Jouisseur, le goût immodéré d’Edouard pour l’alcool et son insouciance met le couple en difficultés. Ruinés et incapables d’assurer un loyer, les deux époux se retrouvent à la rue. Ils passent une première nuit dans une baraque aménagée dans un espace inoccupé. Hélène découvrait ainsi la rue avec son drôle d’époux. «C’est par manque de moyens que nous nous sommes retrouvés dans la rue. Mon mari était navigateur. Mais à chaque retour de voyage en mer, il se saoulait, menait la belle vie, il jetait son argent par la fenêtre. C’est à cause de sa négligence et de son insouciance que nous sommes retrouver dans la rue», accuse notre interlocutrice. Et la conséquence logique de ce comportement peu responsable c’est qu’Edouard «n’a pas pu construire de maison ni à Dakar ni à Fatick, encore moins à Joal où il habite».
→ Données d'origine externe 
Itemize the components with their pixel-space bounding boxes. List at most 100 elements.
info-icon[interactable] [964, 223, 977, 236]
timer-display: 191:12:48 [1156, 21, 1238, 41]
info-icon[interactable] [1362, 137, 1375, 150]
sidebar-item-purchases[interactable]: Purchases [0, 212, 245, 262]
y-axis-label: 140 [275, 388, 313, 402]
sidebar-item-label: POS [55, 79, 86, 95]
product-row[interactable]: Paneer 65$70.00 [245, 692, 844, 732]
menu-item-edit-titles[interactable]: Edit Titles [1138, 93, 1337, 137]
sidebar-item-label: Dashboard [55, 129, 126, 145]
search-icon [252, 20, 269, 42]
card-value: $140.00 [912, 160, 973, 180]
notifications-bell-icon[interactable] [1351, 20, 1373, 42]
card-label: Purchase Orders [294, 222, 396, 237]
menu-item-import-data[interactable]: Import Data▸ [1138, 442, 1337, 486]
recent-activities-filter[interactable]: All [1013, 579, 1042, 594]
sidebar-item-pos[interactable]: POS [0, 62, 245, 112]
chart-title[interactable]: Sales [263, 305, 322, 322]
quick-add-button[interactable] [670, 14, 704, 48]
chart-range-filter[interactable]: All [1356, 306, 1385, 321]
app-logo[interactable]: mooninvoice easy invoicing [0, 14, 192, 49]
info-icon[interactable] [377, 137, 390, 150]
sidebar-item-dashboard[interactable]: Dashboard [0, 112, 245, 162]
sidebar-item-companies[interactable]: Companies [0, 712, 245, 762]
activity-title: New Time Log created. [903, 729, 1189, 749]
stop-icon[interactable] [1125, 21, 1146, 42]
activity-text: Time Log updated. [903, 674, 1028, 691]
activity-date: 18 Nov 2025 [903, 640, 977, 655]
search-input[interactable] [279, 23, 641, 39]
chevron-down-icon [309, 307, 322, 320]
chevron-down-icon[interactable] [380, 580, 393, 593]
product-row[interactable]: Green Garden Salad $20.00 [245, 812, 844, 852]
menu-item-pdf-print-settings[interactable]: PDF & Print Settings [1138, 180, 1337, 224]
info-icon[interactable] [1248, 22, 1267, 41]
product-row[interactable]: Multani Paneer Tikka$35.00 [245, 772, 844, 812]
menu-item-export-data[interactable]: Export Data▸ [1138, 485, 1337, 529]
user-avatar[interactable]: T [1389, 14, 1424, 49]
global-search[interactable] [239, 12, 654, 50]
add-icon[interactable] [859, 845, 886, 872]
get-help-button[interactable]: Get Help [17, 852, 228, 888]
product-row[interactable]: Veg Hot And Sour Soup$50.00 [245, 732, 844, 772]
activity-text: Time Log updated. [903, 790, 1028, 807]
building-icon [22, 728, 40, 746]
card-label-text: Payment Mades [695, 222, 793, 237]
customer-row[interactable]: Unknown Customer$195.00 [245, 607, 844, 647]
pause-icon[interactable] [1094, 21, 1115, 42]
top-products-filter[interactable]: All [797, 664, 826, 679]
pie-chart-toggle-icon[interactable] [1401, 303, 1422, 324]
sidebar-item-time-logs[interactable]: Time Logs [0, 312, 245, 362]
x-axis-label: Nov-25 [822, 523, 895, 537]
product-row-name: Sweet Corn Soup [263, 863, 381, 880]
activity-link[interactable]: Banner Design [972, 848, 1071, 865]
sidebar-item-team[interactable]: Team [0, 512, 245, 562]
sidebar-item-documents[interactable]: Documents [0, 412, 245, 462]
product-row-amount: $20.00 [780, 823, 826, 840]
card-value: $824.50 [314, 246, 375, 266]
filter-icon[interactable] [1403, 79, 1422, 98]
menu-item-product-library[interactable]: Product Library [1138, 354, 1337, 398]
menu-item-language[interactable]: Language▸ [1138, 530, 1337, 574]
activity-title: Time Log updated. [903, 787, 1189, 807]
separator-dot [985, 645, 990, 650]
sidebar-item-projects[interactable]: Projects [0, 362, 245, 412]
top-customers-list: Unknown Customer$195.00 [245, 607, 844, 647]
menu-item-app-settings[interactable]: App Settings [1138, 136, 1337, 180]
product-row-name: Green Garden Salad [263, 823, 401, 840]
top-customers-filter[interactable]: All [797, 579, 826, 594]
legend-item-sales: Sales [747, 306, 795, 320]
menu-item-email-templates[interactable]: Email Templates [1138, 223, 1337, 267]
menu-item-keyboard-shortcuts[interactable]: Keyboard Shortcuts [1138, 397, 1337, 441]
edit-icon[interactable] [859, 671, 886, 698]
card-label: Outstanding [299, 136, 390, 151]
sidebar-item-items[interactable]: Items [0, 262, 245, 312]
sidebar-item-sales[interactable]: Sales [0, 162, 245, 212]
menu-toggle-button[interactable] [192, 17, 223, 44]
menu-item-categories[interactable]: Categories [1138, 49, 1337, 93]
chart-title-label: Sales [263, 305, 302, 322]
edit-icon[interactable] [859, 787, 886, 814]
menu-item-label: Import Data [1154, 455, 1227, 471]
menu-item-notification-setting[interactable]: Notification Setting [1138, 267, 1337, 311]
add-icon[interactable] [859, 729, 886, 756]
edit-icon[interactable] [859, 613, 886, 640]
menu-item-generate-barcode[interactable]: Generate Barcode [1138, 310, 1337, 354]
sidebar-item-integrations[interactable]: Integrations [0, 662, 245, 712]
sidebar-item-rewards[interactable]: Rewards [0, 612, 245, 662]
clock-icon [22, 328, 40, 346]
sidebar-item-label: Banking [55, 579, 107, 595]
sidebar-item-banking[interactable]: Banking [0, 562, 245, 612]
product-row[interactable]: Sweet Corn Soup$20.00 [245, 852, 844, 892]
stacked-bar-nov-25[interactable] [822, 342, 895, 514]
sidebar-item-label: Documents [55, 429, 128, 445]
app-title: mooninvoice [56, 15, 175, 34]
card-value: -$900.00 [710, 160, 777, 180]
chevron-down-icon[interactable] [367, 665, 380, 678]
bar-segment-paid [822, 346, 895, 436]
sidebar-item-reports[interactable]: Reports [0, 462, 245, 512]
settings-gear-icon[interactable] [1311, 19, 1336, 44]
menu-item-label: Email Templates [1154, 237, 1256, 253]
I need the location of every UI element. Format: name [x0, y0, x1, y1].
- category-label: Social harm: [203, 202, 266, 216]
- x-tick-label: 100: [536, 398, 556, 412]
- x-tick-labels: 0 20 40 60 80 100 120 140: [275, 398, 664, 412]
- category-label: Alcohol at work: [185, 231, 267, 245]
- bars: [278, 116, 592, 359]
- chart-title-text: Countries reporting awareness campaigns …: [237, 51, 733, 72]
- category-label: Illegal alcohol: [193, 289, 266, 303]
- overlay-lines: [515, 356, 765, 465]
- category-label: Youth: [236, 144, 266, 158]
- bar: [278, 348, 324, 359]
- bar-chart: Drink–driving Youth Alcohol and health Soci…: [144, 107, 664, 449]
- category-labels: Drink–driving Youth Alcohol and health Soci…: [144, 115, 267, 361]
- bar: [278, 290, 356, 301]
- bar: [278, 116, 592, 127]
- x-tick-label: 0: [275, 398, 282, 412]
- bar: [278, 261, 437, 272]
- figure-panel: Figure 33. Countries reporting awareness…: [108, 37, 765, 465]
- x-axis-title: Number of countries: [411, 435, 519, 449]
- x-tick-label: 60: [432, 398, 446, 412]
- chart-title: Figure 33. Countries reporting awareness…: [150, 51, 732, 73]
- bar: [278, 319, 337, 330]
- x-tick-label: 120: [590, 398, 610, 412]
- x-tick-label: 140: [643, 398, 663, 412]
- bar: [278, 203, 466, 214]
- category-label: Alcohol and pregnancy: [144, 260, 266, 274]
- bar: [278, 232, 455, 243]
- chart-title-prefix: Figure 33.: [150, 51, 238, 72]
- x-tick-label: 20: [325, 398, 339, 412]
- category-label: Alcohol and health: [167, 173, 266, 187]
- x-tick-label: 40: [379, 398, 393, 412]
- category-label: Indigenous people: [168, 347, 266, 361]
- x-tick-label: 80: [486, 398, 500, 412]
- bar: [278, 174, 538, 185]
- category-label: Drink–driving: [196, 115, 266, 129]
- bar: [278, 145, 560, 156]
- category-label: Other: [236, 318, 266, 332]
Confortablement installés dans la rue avec son petit cœur, Mère Hélène y a pris goût et curieusement, ne trouve aucune urgence à la quitter alors que sa situation financière s’est améliorée. Considérablement. Et Hélène assume parfaitement de vivre dans la rue. Elle est prête à faire ce sacrifice pour deux projets qui lui sont chers. «Cela ne me dérange pas de dormir dans la rue. C’est moi qui ai fait ce choix. Je suis en train d’épargner de l’argent. Je veux me construire une maison et me rendre à Rome pour effectuer le pèlerinage. Cela me tient à cœur», révèle-t-elle.